Development of the Binary and Ternary Atorvastatin Solid Dispersions: In Vitro and In Vivo Investigations

Abstract

The object of this study was to prepare binary and ternary solid dispersions of atorvastatin (ATR) by the melting method using PEGs and poloxamer 188 (P188) as the carriers, singly and in combination with each other. Dissolution behavior, solubility studies, X-ray diffractometry, differential scanning calorimetry, and Fourier transform infrared spectroscopy were studied.

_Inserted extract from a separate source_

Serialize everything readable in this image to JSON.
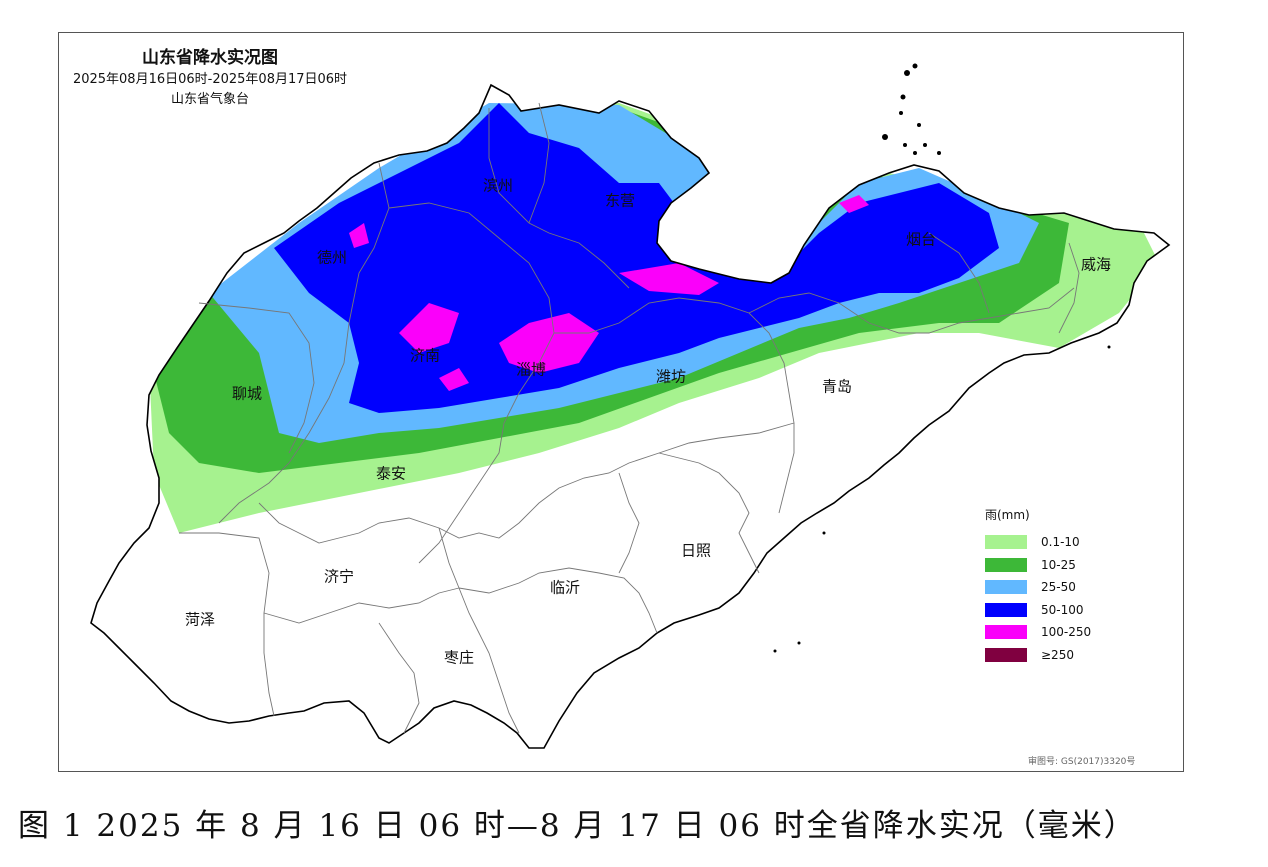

Furthermore, antihyperlipidemic activities of formulations were compared to each other by serum lipid analyses in hyperlipidemic rats. Based on the results, the highest dissolution efficiency ( $\text{DE}30=83\%$ ) was obtained by binary systems consisted of ATR and P188. Also, no additional improvement was observed in dissolution properties of ternary solid dispersion formulations. Solubility studies showed enhancement of ATR phase solubility in water and a buffer solution containing P188 or PEG 10000. Furthermore, saturated solubility of ATR in the buffer solution improved more than twofold in the optimized ternary dispersion system. No crystalline changes occurred in PEG-based formulations; meanwhile, partial amorphization happened in the ATR-P188 combination. Finally, the in vivo study in hyperlipidemic rats exhibited a rapid decrease in the lipid profile of all formulations compared to ATR (after 7 days). Moreover, reduction of serum triglycerides and total cholesterol on the 14th day in the ATR group ( $p$ value < 0.01) was less than solid dispersion or physical mixing preparations ( $p$ value < 0.001). These findings proved the appropriate influence of using PEG and P188 in solid dispersion systems for the improvement of the therapeutic efficiency of ATR.